Juan regrets that the Brazilian courts are complicit with the company. “Vale is a criminal company. Today, with a heavy heart, we are thinking that it is not just Vale. It is the Judiciary, it is the State that is abetting Vale’s internal strategy,” he points out.

No drinking water

Joceli Andreoli, from the national coordination of the Movement of People Affected by Dams (MAB), also highlights the serious situation families are in. “The situation of the affected families is a very serious one, very critical at the moment. Many families are without drinking water, the water is contaminated, families are experiencing chaos in terms of agriculture and fishing. There are many families that depended on the Paraupeba River,” he details.

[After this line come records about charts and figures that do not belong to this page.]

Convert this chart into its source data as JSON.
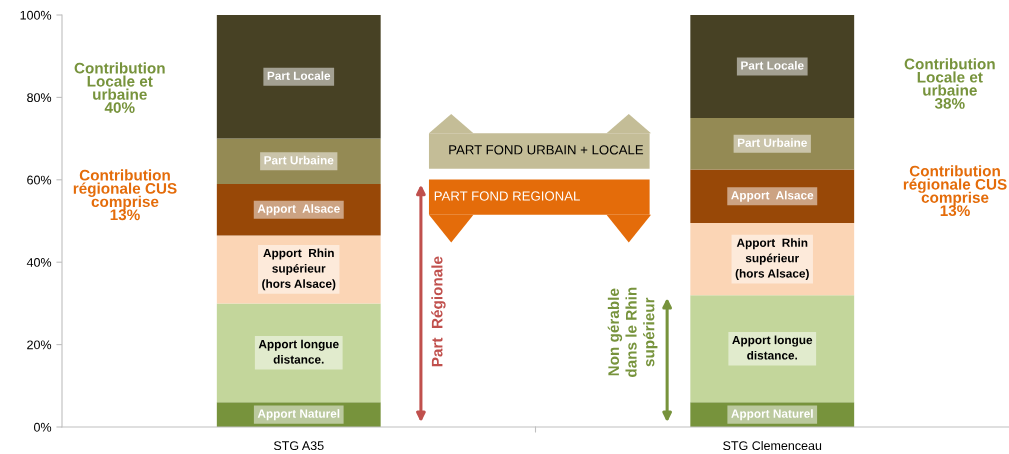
{
  "chart_data": {
    "type": "bar",
    "stacked": true,
    "categories": [
      "STG A35",
      "STG Clemenceau"
    ],
    "series": [
      {
        "name": "Apport Naturel",
        "color": "#77933c",
        "values": [
          6,
          6
        ]
      },
      {
        "name": "Apport longue\ndistance.",
        "color": "#c3d69b",
        "values": [
          24,
          26
        ]
      },
      {
        "name": "Apport  Rhin\nsupérieur\n(hors Alsace)",
        "color": "#fbd5b5",
        "values": [
          16.5,
          17.5
        ]
      },
      {
        "name": "Apport  Alsace",
        "color": "#984807",
        "values": [
          12.5,
          13
        ]
      },
      {
        "name": "Part Urbaine",
        "color": "#948a54",
        "values": [
          11,
          12.5
        ]
      },
      {
        "name": "Part Locale",
        "color": "#474124",
        "values": [
          30,
          25
        ]
      }
    ],
    "ylim": [
      0,
      100
    ],
    "yticks": [
      {
        "value": 0,
        "label": "0%"
      },
      {
        "value": 20,
        "label": "20%"
      },
      {
        "value": 40,
        "label": "40%"
      },
      {
        "value": 60,
        "label": "60%"
      },
      {
        "value": 80,
        "label": "80%"
      },
      {
        "value": 100,
        "label": "100%"
      }
    ],
    "grid": false,
    "annotations": [
      "Contribution\nLocale et\nurbaine\n40%",
      "Contribution\nrégionale CUS\ncomprise\n13%",
      "Contribution\nLocale et\nurbaine\n38%",
      "Contribution\nrégionale CUS\ncomprise\n13%",
      "PART FOND URBAIN + LOCALE",
      "PART FOND REGIONAL",
      "Part  Régionale",
      "Non gérable\ndans le Rhin\nsupérieur"
    ]
  }
}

He says that he fears new crimes similar to those in Brumadinho and Mariana will occur. “We are very concerned, because in Brazil, not enough measures were taken to prevent new crimes from happening. The company goes unpunished, gets away with not fully repaying those affected and therefore, the poorest people foot the bill.”

What Vale says

In a press release, Vale claims to be “fully committed to repairing the affected and impacted communities.” According to the company, there is a “constructive dialogue with the Government of Minas Gerais and the institutions of Justice” for a possible agreement with the affected populations.

The company talks about “repairing the damage caused in a fair and agile way” and says it is prioritizing initiatives and resources for this purpose.

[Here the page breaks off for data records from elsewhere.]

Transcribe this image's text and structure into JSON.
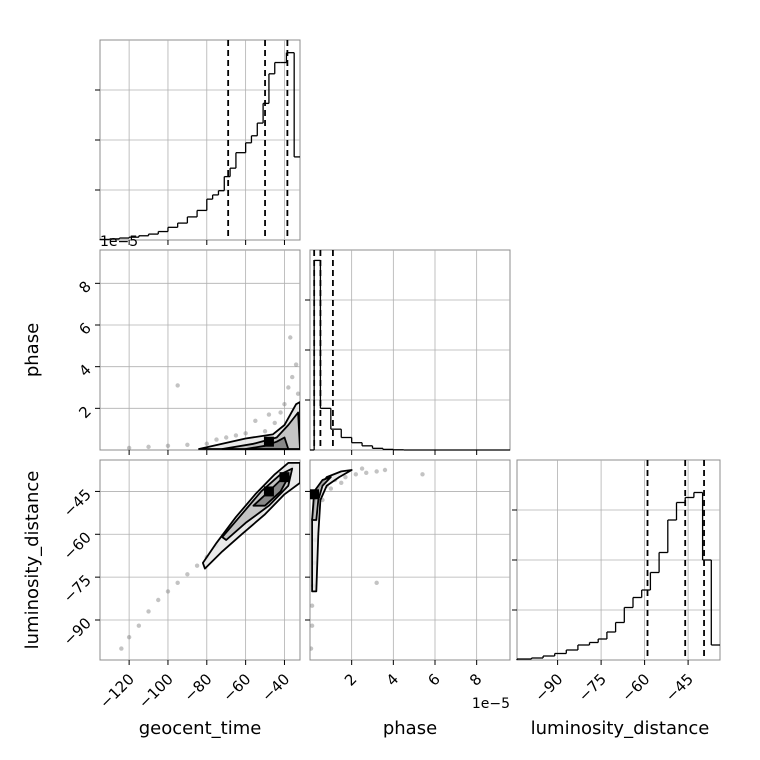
{
  "chart_data": {
    "type": "corner",
    "parameters": [
      "geocent_time",
      "phase",
      "luminosity_distance"
    ],
    "exponent_labels": {
      "phase_x": "1e−5",
      "phase_y": "1e−5"
    },
    "axes": {
      "geocent_time": {
        "range": [
          -135,
          -32
        ],
        "ticks": [
          -120,
          -100,
          -80,
          -60,
          -40
        ],
        "tick_labels": [
          "−120",
          "−100",
          "−80",
          "−60",
          "−40"
        ]
      },
      "phase": {
        "range": [
          0,
          9.6
        ],
        "ticks": [
          2,
          4,
          6,
          8
        ],
        "tick_labels": [
          "2",
          "4",
          "6",
          "8"
        ]
      },
      "luminosity_distance": {
        "range": [
          -104,
          -34
        ],
        "ticks": [
          -90,
          -75,
          -60,
          -45
        ],
        "tick_labels": [
          "−90",
          "−75",
          "−60",
          "−45"
        ]
      }
    },
    "histograms": {
      "geocent_time": {
        "bin_edges": [
          -135,
          -130,
          -125,
          -120,
          -115,
          -110,
          -105,
          -100,
          -95,
          -90,
          -85,
          -80,
          -77,
          -74,
          -71,
          -68,
          -65,
          -60,
          -57,
          -54,
          -51,
          -48,
          -45,
          -42,
          -39,
          -35,
          -32
        ],
        "counts": [
          0.2,
          0.4,
          0.7,
          1,
          1.5,
          2.1,
          3,
          4.5,
          6,
          8.2,
          10.5,
          14.5,
          16,
          17.5,
          22.5,
          25.5,
          31,
          34.5,
          37,
          41.5,
          48.5,
          59,
          63,
          63,
          66.5,
          29.5
        ],
        "quantiles": [
          -69,
          -50,
          -38.5
        ],
        "max": 71
      },
      "phase": {
        "bin_edges": [
          0,
          0.2,
          0.5,
          1,
          1.5,
          2,
          2.5,
          3,
          3.5,
          4,
          4.5,
          9.6
        ],
        "counts": [
          0,
          9.1,
          2,
          1,
          0.6,
          0.35,
          0.2,
          0.08,
          0.03,
          0.01,
          0
        ],
        "quantiles": [
          0.2,
          0.5,
          1.1
        ],
        "max": 9.6
      },
      "luminosity_distance": {
        "bin_edges": [
          -104,
          -99,
          -95,
          -91,
          -87,
          -83,
          -79,
          -76,
          -73,
          -70,
          -67,
          -64,
          -61,
          -58,
          -55,
          -52,
          -49,
          -46,
          -43,
          -40,
          -37,
          -34
        ],
        "counts": [
          0.2,
          0.4,
          0.8,
          1.3,
          2,
          3,
          3.5,
          4.2,
          5.6,
          7.5,
          10.5,
          12.5,
          14,
          17.5,
          21.5,
          28,
          31.5,
          32.5,
          33.5,
          20,
          3
        ],
        "quantiles": [
          -59,
          -46,
          -39.5
        ],
        "max": 40
      }
    },
    "scatter_2d": {
      "phase_vs_geocent_time": [
        [
          -120,
          0.1
        ],
        [
          -110,
          0.15
        ],
        [
          -100,
          0.2
        ],
        [
          -95,
          3.1
        ],
        [
          -90,
          0.25
        ],
        [
          -80,
          0.3
        ],
        [
          -75,
          0.5
        ],
        [
          -70,
          0.6
        ],
        [
          -65,
          0.7
        ],
        [
          -60,
          0.8
        ],
        [
          -55,
          1.4
        ],
        [
          -50,
          0.9
        ],
        [
          -48,
          1.7
        ],
        [
          -45,
          1.3
        ],
        [
          -42,
          1.8
        ],
        [
          -40,
          2.2
        ],
        [
          -38,
          3.0
        ],
        [
          -37,
          5.4
        ],
        [
          -36,
          3.5
        ],
        [
          -34,
          4.1
        ],
        [
          -33,
          2.7
        ],
        [
          -35,
          1.9
        ],
        [
          -41,
          0.5
        ],
        [
          -46,
          0.3
        ]
      ],
      "luminosity_distance_vs_geocent_time": [
        [
          -124,
          -100
        ],
        [
          -120,
          -96
        ],
        [
          -115,
          -92
        ],
        [
          -110,
          -87
        ],
        [
          -105,
          -83
        ],
        [
          -100,
          -80
        ],
        [
          -95,
          -77
        ],
        [
          -90,
          -74
        ],
        [
          -85,
          -71
        ],
        [
          -80,
          -68
        ],
        [
          -75,
          -64
        ],
        [
          -70,
          -60
        ],
        [
          -65,
          -56
        ],
        [
          -60,
          -52
        ],
        [
          -55,
          -48
        ],
        [
          -50,
          -45
        ],
        [
          -45,
          -41
        ],
        [
          -40,
          -38
        ],
        [
          -36,
          -36
        ],
        [
          -38,
          -42
        ],
        [
          -42,
          -46
        ],
        [
          -46,
          -49
        ],
        [
          -52,
          -53
        ],
        [
          -58,
          -57
        ]
      ],
      "luminosity_distance_vs_phase": [
        [
          0.05,
          -100
        ],
        [
          0.1,
          -92
        ],
        [
          0.1,
          -85
        ],
        [
          0.15,
          -78
        ],
        [
          0.2,
          -70
        ],
        [
          0.25,
          -62
        ],
        [
          0.3,
          -55
        ],
        [
          0.35,
          -50
        ],
        [
          0.5,
          -46
        ],
        [
          0.8,
          -43
        ],
        [
          1.2,
          -41
        ],
        [
          1.7,
          -40
        ],
        [
          2.2,
          -39
        ],
        [
          2.7,
          -38.5
        ],
        [
          3.2,
          -38
        ],
        [
          3.6,
          -37.5
        ],
        [
          5.4,
          -39
        ],
        [
          3.2,
          -77
        ],
        [
          0.6,
          -48
        ],
        [
          1.0,
          -44
        ],
        [
          0.3,
          -47
        ],
        [
          0.4,
          -52
        ],
        [
          1.5,
          -42
        ],
        [
          2.5,
          -37
        ]
      ]
    },
    "contours": {
      "phase_vs_geocent_time": [
        [
          [
            -84,
            0.05
          ],
          [
            -60,
            0.55
          ],
          [
            -46,
            0.75
          ],
          [
            -40,
            1.2
          ],
          [
            -34,
            2.2
          ],
          [
            -32,
            2.3
          ],
          [
            -32,
            0.05
          ]
        ],
        [
          [
            -72,
            0.05
          ],
          [
            -56,
            0.3
          ],
          [
            -44,
            0.6
          ],
          [
            -38,
            1.2
          ],
          [
            -33,
            1.8
          ],
          [
            -32,
            0.05
          ]
        ],
        [
          [
            -60,
            0.05
          ],
          [
            -50,
            0.2
          ],
          [
            -44,
            0.4
          ],
          [
            -40,
            0.6
          ],
          [
            -38,
            0.05
          ]
        ]
      ],
      "luminosity_distance_vs_geocent_time": [
        [
          [
            -82,
            -70
          ],
          [
            -75,
            -63
          ],
          [
            -65,
            -54
          ],
          [
            -55,
            -46
          ],
          [
            -45,
            -39
          ],
          [
            -38,
            -35
          ],
          [
            -32,
            -35
          ],
          [
            -32,
            -42
          ],
          [
            -40,
            -46
          ],
          [
            -50,
            -53
          ],
          [
            -62,
            -60
          ],
          [
            -72,
            -66
          ],
          [
            -81,
            -72
          ]
        ],
        [
          [
            -72,
            -61
          ],
          [
            -62,
            -53
          ],
          [
            -52,
            -45
          ],
          [
            -42,
            -39
          ],
          [
            -36,
            -37
          ],
          [
            -38,
            -43
          ],
          [
            -48,
            -50
          ],
          [
            -60,
            -56
          ],
          [
            -70,
            -62
          ]
        ],
        [
          [
            -56,
            -50
          ],
          [
            -48,
            -45
          ],
          [
            -42,
            -41
          ],
          [
            -38,
            -40
          ],
          [
            -42,
            -45
          ],
          [
            -50,
            -50
          ]
        ]
      ],
      "luminosity_distance_vs_phase": [
        [
          [
            0.1,
            -80
          ],
          [
            0.1,
            -55
          ],
          [
            0.3,
            -45
          ],
          [
            0.8,
            -40
          ],
          [
            1.5,
            -38
          ],
          [
            2.0,
            -37.5
          ],
          [
            1.4,
            -40
          ],
          [
            0.8,
            -43
          ],
          [
            0.5,
            -48
          ],
          [
            0.4,
            -60
          ],
          [
            0.3,
            -80
          ]
        ],
        [
          [
            0.1,
            -55
          ],
          [
            0.2,
            -45
          ],
          [
            0.6,
            -41
          ],
          [
            1.0,
            -40
          ],
          [
            0.6,
            -43
          ],
          [
            0.4,
            -48
          ],
          [
            0.3,
            -55
          ]
        ]
      ]
    },
    "dark_cells": {
      "phase_vs_geocent_time": [
        [
          -48,
          0.4
        ]
      ],
      "luminosity_distance_vs_geocent_time": [
        [
          -40,
          -40
        ],
        [
          -48,
          -45
        ]
      ],
      "luminosity_distance_vs_phase": [
        [
          0.2,
          -46
        ]
      ]
    }
  }
}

Regarding the agreements, the company says that it is “committed to indemnify, fairly and quickly all those impacted.” According to the company’s statement, more than R$ 2 billion in damages have already been paid through 3,800 agreements.

“Since the first hours after the rupture, two years ago, the company has taken care of the impacted families, providing assistance to restore their dignity, well-being and livelihoods. In addition to meeting the most immediate needs of the regions and people affected, we also work to deliver projects that promote lasting changes to recover communities and benefit the population effectively. Repairing the damage caused in a fair and agile manner is fundamental, and Vale has prioritized initiatives and resources for this purpose,” says the corporation.

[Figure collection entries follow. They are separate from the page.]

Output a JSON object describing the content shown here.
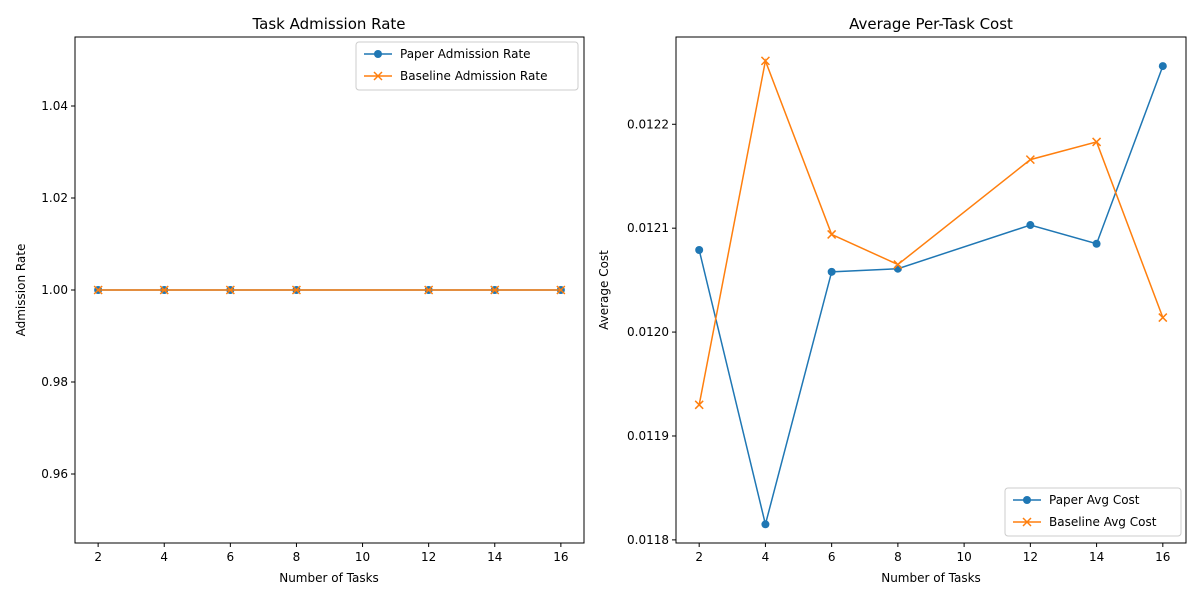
{
  "chart_data": [
    {
      "type": "line",
      "title": "Task Admission Rate",
      "xlabel": "Number of Tasks",
      "ylabel": "Admission Rate",
      "x": [
        2,
        4,
        6,
        8,
        12,
        14,
        16
      ],
      "xlim": [
        1.3,
        16.7
      ],
      "ylim": [
        0.945,
        1.055
      ],
      "xticks": [
        2,
        4,
        6,
        8,
        10,
        12,
        14,
        16
      ],
      "yticks": [
        0.96,
        0.98,
        1.0,
        1.02,
        1.04
      ],
      "ytick_labels": [
        "0.96",
        "0.98",
        "1.00",
        "1.02",
        "1.04"
      ],
      "legend_position": "top-right",
      "series": [
        {
          "name": "Paper Admission Rate",
          "values": [
            1,
            1,
            1,
            1,
            1,
            1,
            1
          ],
          "color": "#1f77b4",
          "marker": "circle"
        },
        {
          "name": "Baseline Admission Rate",
          "values": [
            1,
            1,
            1,
            1,
            1,
            1,
            1
          ],
          "color": "#ff7f0e",
          "marker": "x"
        }
      ]
    },
    {
      "type": "line",
      "title": "Average Per-Task Cost",
      "xlabel": "Number of Tasks",
      "ylabel": "Average Cost",
      "x": [
        2,
        4,
        6,
        8,
        12,
        14,
        16
      ],
      "xlim": [
        1.3,
        16.7
      ],
      "ylim": [
        0.011797,
        0.012284
      ],
      "xticks": [
        2,
        4,
        6,
        8,
        10,
        12,
        14,
        16
      ],
      "yticks": [
        0.0118,
        0.0119,
        0.012,
        0.0121,
        0.0122
      ],
      "ytick_labels": [
        "0.0118",
        "0.0119",
        "0.0120",
        "0.0121",
        "0.0122"
      ],
      "legend_position": "bottom-right",
      "series": [
        {
          "name": "Paper Avg Cost",
          "values": [
            0.012079,
            0.011815,
            0.012058,
            0.012061,
            0.012103,
            0.012085,
            0.012256
          ],
          "color": "#1f77b4",
          "marker": "circle"
        },
        {
          "name": "Baseline Avg Cost",
          "values": [
            0.01193,
            0.012261,
            0.012094,
            0.012065,
            0.012166,
            0.012183,
            0.012014
          ],
          "color": "#ff7f0e",
          "marker": "x"
        }
      ]
    }
  ]
}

For people affected psychologically and emotionally, the company says it offers a comprehensive assistance program. “To all indemnified people, the company also offers the Comprehensive Assistance Program for the Affected, which offers psychological support, financial education, tips for purchasing properties and for the resumption of agricultural production. This allows families to plan for the future in the face of new economic and socio-environmental conditions. More than 3 thousand people have already joined the program, which is voluntary and free.”

Finally, Vale denies that residents are lacking water. The company guarantees that it sends tanker trucks to the region daily. “There are 55 water trucks that travel, on average, a total of 11 thousand kilometers a day, bringing water to people and for the maintenance productive activities (animal feed and irrigation), in addition to the distribution of bales of mineral water for domestic use.”